Размышления аполитичного (Манн) - страница 278

Так или иначе, до войны мы не жили уютно, мирно; жизнь не была гуманной. И когда, завершая свой анализ, Йенсен говорит: «Разумеется, в данном отношении война будет воспринята как освобождение, зубья бороны нынче выворачиваются наружу», — мы признаём: да, так и было, чувство освобождения, что принесла нам война, отчасти отсюда; но, Боже мой, так было лишь долю секунды! Зубья эти давно уже опять повернулись внутрь, и после войны борона вопьётся в нас небывало кровавым захватом. Мы не жалуемся, мы просто констатируем и ручаемся честью, что сохраним при этом благообразие и выдержку. Это и была наша гуманистичность, наша роскошь, ибо роскошь, в том числе и роскошь «красоты», если она не является свидетельством чести и доблести, — безнравственное мотовство. Тому же, кто делает вид, что до войны был «мир» и по-еле войны «мир» будет опять, мы позволим себе рассмеяться в лицо.


* * *

Как-то на улице я повстречал двух инвалидов — один был слеп, другой безрук. Обитатель ночи, слепец, вытаращив искусственные глаза со взглядом куклы, опирался на крепкую правую руку собрата-калеки, у которого по другую сторону свисал левый серого полевого цвета рукав — нежилой, непро-гретый. Я тоже человек, и мне стало не по себе. Что же они с вами сделали? — подумал я. Нет, это чудовищно, безумно, преступление и позор. Это не должно повториться, это не повторится.

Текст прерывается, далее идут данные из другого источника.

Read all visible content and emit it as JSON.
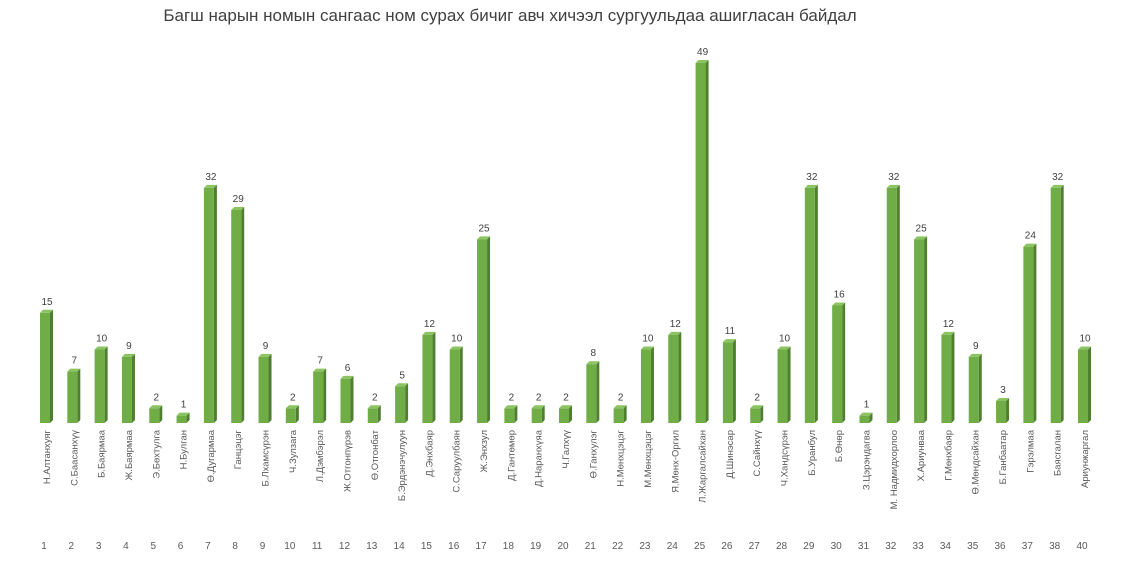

Я приблизился к ним и держался невдалеке: всякий раз, как нам является жизнь, следует без любопытства, с тактичным почтением в неё углубиться. Следует приблизиться и держаться невдалеке — с участием, с любовью к правде, без эмфазы. Издали жизнь кажется патетичной и исторгает неистовые слова, вроде «чудовищно», «безумно», «преступление», «позор». Вблизи она проще, скромнее, не столь риторична, редко без юмористической нотки, короче говоря, она сразу становится намного человечней.

Калеки шли молча, и это, несомненно, усиливало трагическое достоинство зрелища. Впечатление достоинства, красоты, эстетически волнующего феномена люди производят почти исключительно, пока молчат. Стоит им раскрыть рот, уважения к ним в большинстве случаев как не бывало. Достоинство и красота животных в значительной мере неотделимы от того обстоятельства, что они не умеют говорить. И тут мои друзья начали беседу. Они заговорили гортанными, прокуренными верхнебаварскими голосами, на своём глухо рокочущем диалекте со множеством средневерхненемецких дифтонгов вроде «оа» и «уа». Одному что-то пришло в голову, он мог придержать это при себе, а мог и высказать; он решил высказать, тем более что молчали они уже довольно долго. Это был однорукий. Другой, с кукольным взглядом, выслушал его из своей ночи, поскольку был всего-навсего слеп, но не глух, и не раздумывая ответил, на что однорукий рассмеялся. С ним мне приходилось быть осторожнее, так как у него были живые глаза и он мог меня увидеть, о чём я чуть было не забыл. Он рассмеялся не на люди, что, видимо, казалось ему неприличным, коли он вёл под руку слепого, а несколько украдкой, тихонько и сказал что-то ещё, слепой что-то добавил, и на его глупом от непривычной пока слепоты лице тоже появилась деревянная, ночная улыбка. Стояла прекрасная осенняя погода.